Here are four various economic systems, explained in brief fashion from my point of view.
Capitalism is where people swim at their own risk as they try to earn for themselves what they want—despite the fact that there’s always danger to the society from the powerful among the greedy and corrupt.
Socialism and Communism are where the powerful among the greedy and corrupt are put in charge under the promise of eliminating danger to the society from the powerful among the greedy and corrupt.
(Yes, that’s your brain telling you to stop and think about this a bit before you move on.)
American Capitalism is where the powerful among the greedy and corrupt are put in charge, ostensibly to keep the society out of Socialism and Communism, because we all know that the danger to society from the powerful among the greedy and corrupt is really serious.
(You should probably stop and think about this, too. “American Capitalism”, by the way, is simply the name I chose to describe “Capitalism” as it is currently being run in the US.)
Jack’s Capitalism is where the majority figure out that there are indeed some reasonable limits to personal wealth and power, so they are proactive and diligent about keeping the greedy and corrupt from becoming powerful enough to cause major damage to the society.
(Sorry to name this after myself, but it seemed the easiest way to talk about it without getting it confused with existing names for alternative forms of Capitalism.)
Why We Can’t Probably Have Jack’s Capitalism
For a system like I envision to work, you’d have to have a considerably higher percentage than we currently do of people who are cognitively/morally enlightened and motivated enough to envision a realistic improvement upon society, and to work to make it so. Currently, in the United States most who regret what goes wrong with Capitalism in general are swayed that either Socialism/Communism or American Capitalism are the best remedy.
And this should not surprise us as the powerful among the greedy and corrupt are also in charge of the American education system, the mainstream media, social media, communications technologies, and, I fear, even of the major church denominations.
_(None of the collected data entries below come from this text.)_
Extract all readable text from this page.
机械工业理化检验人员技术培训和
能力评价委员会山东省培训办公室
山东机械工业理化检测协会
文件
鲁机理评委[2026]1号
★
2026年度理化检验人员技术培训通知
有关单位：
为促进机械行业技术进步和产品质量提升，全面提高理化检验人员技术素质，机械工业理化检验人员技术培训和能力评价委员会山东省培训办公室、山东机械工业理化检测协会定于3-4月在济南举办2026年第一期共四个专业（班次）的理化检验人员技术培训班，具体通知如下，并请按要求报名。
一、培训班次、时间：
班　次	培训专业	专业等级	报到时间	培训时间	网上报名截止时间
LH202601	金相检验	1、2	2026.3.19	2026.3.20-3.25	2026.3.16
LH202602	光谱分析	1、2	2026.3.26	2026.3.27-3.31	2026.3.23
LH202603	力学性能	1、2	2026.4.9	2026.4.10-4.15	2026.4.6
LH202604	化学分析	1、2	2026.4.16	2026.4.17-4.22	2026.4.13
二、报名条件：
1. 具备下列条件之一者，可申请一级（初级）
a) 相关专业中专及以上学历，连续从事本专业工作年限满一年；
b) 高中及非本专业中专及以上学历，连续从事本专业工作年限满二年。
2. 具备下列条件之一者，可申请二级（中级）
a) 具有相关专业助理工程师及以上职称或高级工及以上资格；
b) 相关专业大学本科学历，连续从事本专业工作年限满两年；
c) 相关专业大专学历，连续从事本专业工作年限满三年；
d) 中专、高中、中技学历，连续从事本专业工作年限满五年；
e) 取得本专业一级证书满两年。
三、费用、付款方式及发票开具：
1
There’s just so much influence to steer people to either of these two bad remedies—and once they’ve chosen one, to distract them from doing their own thinking by fomenting hatred for and outrage over the opposite camp.
In my estimation, it would take a massive organic campaign among the people to overcome this—something on the order of a major religious movement, the likes of which this world has not seen since what Jesus accomplished in the First Century AD—one that influences the way that the people live and think, and the extent to which they are willing to invest and sacrifice themselves for a greater cause. (Good luck getting Americans to put any sort of limitations on riches and power when so many are hoping to become rich and powerful themselves.)
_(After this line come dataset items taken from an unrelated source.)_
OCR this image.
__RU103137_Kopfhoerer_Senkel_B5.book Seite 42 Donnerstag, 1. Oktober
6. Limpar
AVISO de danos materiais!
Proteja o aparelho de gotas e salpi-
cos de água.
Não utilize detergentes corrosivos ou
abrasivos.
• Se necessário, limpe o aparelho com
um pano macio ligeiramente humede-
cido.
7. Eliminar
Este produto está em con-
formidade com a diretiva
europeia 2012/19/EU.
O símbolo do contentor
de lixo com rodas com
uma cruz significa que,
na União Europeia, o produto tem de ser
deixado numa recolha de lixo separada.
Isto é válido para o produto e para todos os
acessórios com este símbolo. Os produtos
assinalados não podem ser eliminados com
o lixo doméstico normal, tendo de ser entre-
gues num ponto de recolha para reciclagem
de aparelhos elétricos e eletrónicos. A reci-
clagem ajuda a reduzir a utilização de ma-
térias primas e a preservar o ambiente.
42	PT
However it happened, the radical philosophy of Jesus has been extensively watered down since he was here, and those few in the churches that glean those original teachings from the scriptures today tend to do so not because of the churches to which they go, but actually in spite of them. Whether the churches are under the direct control of the powerful among the greedy and corrupt, or are simply under the influence of the prevailing philosophy the powerful are promoting everywhere, I think it would take something very powerful indeed to turn the heads of enough Americans to bring about any substantial reform in our political/economic system. As it is, there are too many “solutions” being put forth in our hearsay/meme culture—keeping us divided—and not enough actual examiners among us to figure out that most of them aren’t going to work.
“In religion and politics people’s beliefs and convictions are in almost every case gotten at second-hand, and without examination, from authorities who have not themselves examined the questions at issue but have taken them at second-hand from other non-examiners, whose opinions about them were not worth a brass farthing.”Mark Twain. Autobiography. 1907.
And where are we going to get more examiners? Who’s going to train them en masse?
Now, let me state for the record that I don’t think that Jesus came promoting a formal economic system. But I will say that his Golden Rule, as we call it, would utterly destroy the system we have. And those who voluntarily play by the Golden Rule here on this Earth often are abused here, though they are said to receive great rewards in that next world. You’d need a lot of folks willing to give up power and fortune here in order to steer the whole society into a better economic system. Yet Jesus seemed to expect that only a “narrow gate” would be necessary to accommodate the good guys, while the wide gate would be for the bad guys.
So I’m not sure what to expect. Obviously, we could do better. But how much remains to be seen.